Govaerts suggests that some examiner-variability may simply arise from individual examiners’ peculiarities in approach and idiosyncratic judgements made as a result, of the interaction between social and cognitive factors12.
Strategies to improve reliability in clinical assessments have ranged from increasing the number of items per station to implementing examiner training. Wilkinson et al analysed examiners marks over a four-year period in New Zealand and found that while items-per-station increased over the four years, there was no correlation between items-per-station and the station inter-rater reliability4. Cook et al.27 looked at the impact of examiner training and found no significant effect and while Holmboe et al.28 showed that examiner training was associated with an increase in examiner stringency, this increase was inconsistent.
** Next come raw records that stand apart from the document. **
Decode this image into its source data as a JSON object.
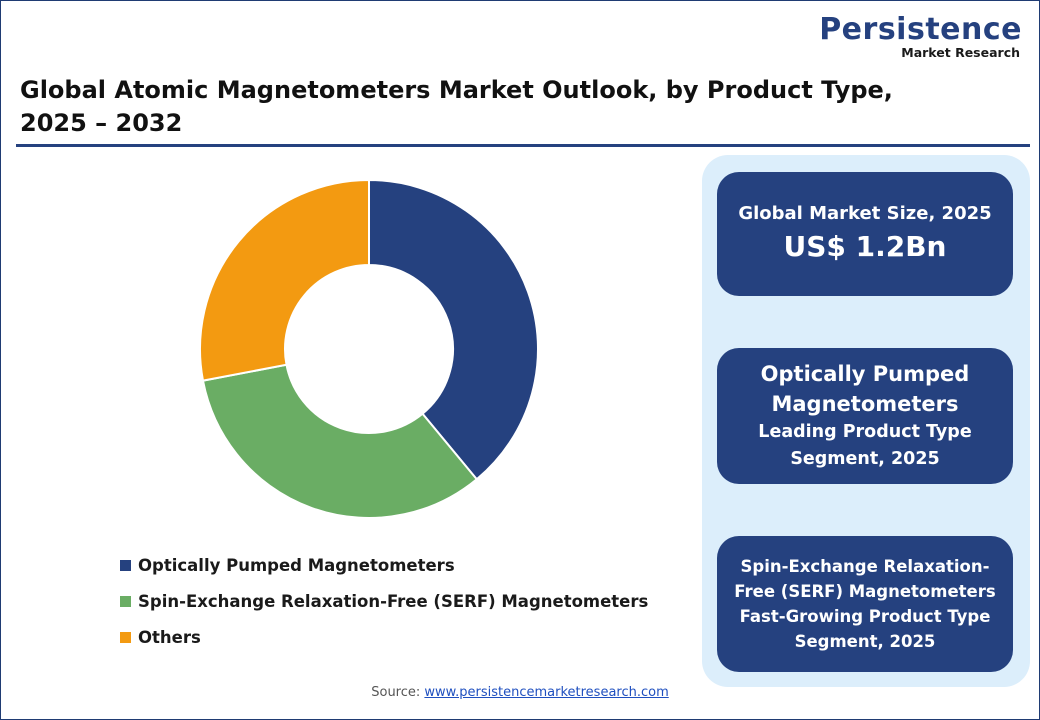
{
  "logo": {
    "main": "Persistence",
    "sub": "Market Research"
  },
  "title_line1": "Global Atomic Magnetometers Market Outlook, by Product Type,",
  "title_line2": "2025 – 2032",
  "chart_data": {
    "type": "pie",
    "donut": true,
    "title": "Global Atomic Magnetometers Market Outlook, by Product Type, 2025 – 2032",
    "categories": [
      "Optically Pumped Magnetometers",
      "Spin-Exchange Relaxation-Free (SERF) Magnetometers",
      "Others"
    ],
    "values": [
      39,
      33,
      28
    ],
    "colors": [
      "#25417f",
      "#6aad64",
      "#f39a11"
    ],
    "legend_position": "bottom-left"
  },
  "cards": {
    "market_size": {
      "label": "Global Market Size, 2025",
      "value": "US$ 1.2Bn"
    },
    "leading": {
      "head_line1": "Optically Pumped",
      "head_line2": "Magnetometers",
      "sub_line1": "Leading Product Type",
      "sub_line2": "Segment, 2025"
    },
    "growing": {
      "line1": "Spin-Exchange Relaxation-",
      "line2": "Free (SERF) Magnetometers",
      "line3": "Fast-Growing Product Type",
      "line4": "Segment, 2025"
    }
  },
  "source": {
    "label": "Source: ",
    "link": "www.persistencemarketresearch.com"
  }
}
In a recent literature review on rater cognition in competency-based education Gauthier et al.14 summarised the situation stating: “attempts to address this variability problem by improving rating forms and systems, or by training raters, have not produced meaningful improvements”.
In the field of psychology the Five-Factor Model of Personality (also referred to as the ‘Big Five’) has been proposed as an integrative framework for studying individual differences in personality and is among the most well accepted taxonomies of personality in the literature with wide application in different domains and across cultures due to its empirical validity18,20. In this personality index, no single cut-off point separates those who “have” a particular personality trait from those who do not, rather individual scores represent degrees of each of the five main personality traits – neuroticism, extroversion, openness to experience, agreeableness and conscientiousness. Score results are usually expressed as a T score and can be further described as being very low, low, average, high and very high for each of the domains. The different personality traits are often associated with certain personal characteristics. Neuroticism has been linked to susceptibility to social influence strategies20. Extroversion has been found to be positively related to networking behaviours in organisations29 and success in managerial and sales positions that require social interactions. Openness has been found to be the least susceptible personality trait to persuasion21. Other research has found agreeableness to be related to a tendency to favour positive social relationships and avoid conflict30. Employees who are high in conscientiousness generally display superior job performance as compared to employees who are lower in this trait18.
In clinical examinations Finn et al. found examiner stringency was positively correlated with neuroticism and negatively with openness to experience 23. The influence of examiner personality factors on scoring by examiner pairs has not been explored to date.
Objectives
To analyse how an examiners’ marks vary from when s/he examines alone to when s/he examines in a pair
To explore associations, if any, between examiner personality factors and examiner behaviour in scoring candidates
To explore the usefulness of personality profiling in matching examiners to form an examiner pair
Research question
Do examiners’ marks for a given candidate differ significantly when that examiner marks independently compared with when that examiner marks in a pair?
Is there an association between examiner personality factors and examiner behaviour in marking candidate’s performances?